Sementara itu Tanya dan kedua orang tuanya, bersama beberapa orang keluarga Vladimir yang tersisa, berjalan pelan. Menurut cerita orang tuanya, ada masa ketika klan Vladimir cukup memiliki kekuasaan di Metropolis. Namun, suatu saat ada beberapa rumor yang mengatakan bahwa Alastair Vladimir, kakek buyut Tanya, merencanakan sebuah pemberontakan melawan Metropolis yang selalu menarik pajak tinggi dari kota-kota yang mengelilinginya. Rumor itu memicu perburuan Alastair dan beberapa anggota klan Vladimir yang dicurigai terlibat pemberontakan.
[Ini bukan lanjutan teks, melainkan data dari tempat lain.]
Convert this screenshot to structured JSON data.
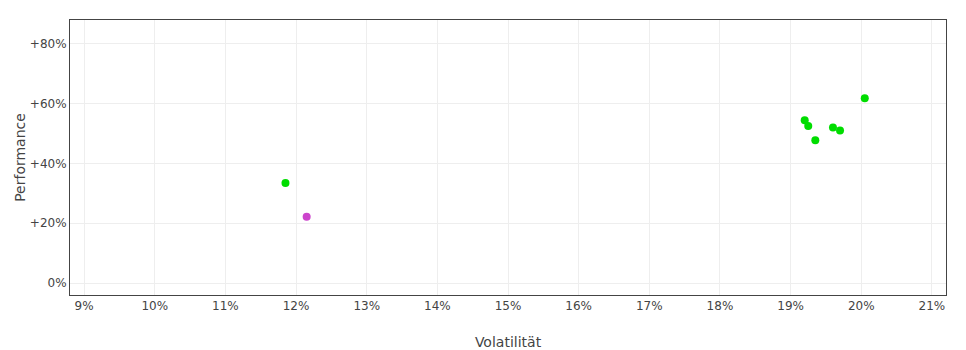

Mereka dijatuhi hukuman saat Peradilan besar dan sejak saat itu seluruh anggota klan Vladimir sering menjadi kambing hitam setiap ada pemberontakan yang terjadi. Oleh karena itu pula, hampir tidak ada anggota klan lain yang berani dekat dengan klan Vladimir, khawatir akan dikait-kaitkan jika ada masalah.
Metro, sebuah negara kecil yang tampak tenang dan damai. Warganya hidup sederhana di kota-kota kecilnya dari hasil bertani dan berdagang. Pemerintahan Metro berpusat di Metropolis, tempat semua persaingan bergejolak di balik setiap sikap terhormat dan ramah para pejabat pemerintahan. Mereka bersitegang tanpa kata-kata, saling menghancurkan dengan tetap menyunggingkan senyum di wajah mereka, seolah tidak terjadi apa-apa. Jabatan. Satu hal yang diinginkan oleh setiap orang di Metropolis: kekuasaan.
Dan Metro Court adalah satu kesempatan untuk menunjukkan kekuasaan. Atau menambah kekuasaan, jika memungkinkan.
Tanya menghela napas. Warga Metro tampak damai, tapi dibalik semua itu, mereka semua ketakutan akan kekuasaan pemerintah. Metropolis bisa saja tiba-tiba memberi tuduhan palsu, demi menyajikan pemberontak di Metro Court. Satu kambing hitam saja, cukup untuk mengingatkan warga tentang kekuasaan mereka. Jika memang ada kiamat, Tanya yakin mungkin ini adalah awal dari kiamat. Saat penguasa tidak lagi adil dan mencintai rakyatnya, saat rakyat sudah tidak lagi berani memperjuangkan keadilan. Singkat kata, saat ketidakadilan sudah menjadi hal biasa.
Jalanan semakin ramai. Titik pertemuan seluruh warga Metro sudah dekat. Para warga berjubel memasuki gerbang besar Metro Court. Kemudian berbaris dua-dua memasuki pintu besar dengan diperiksa terlebih dahulu oleh petugas keamanan, memastikan tidak ada warga yang membawa senjata dan berinisiatif memprovokasi acara tahunan ini.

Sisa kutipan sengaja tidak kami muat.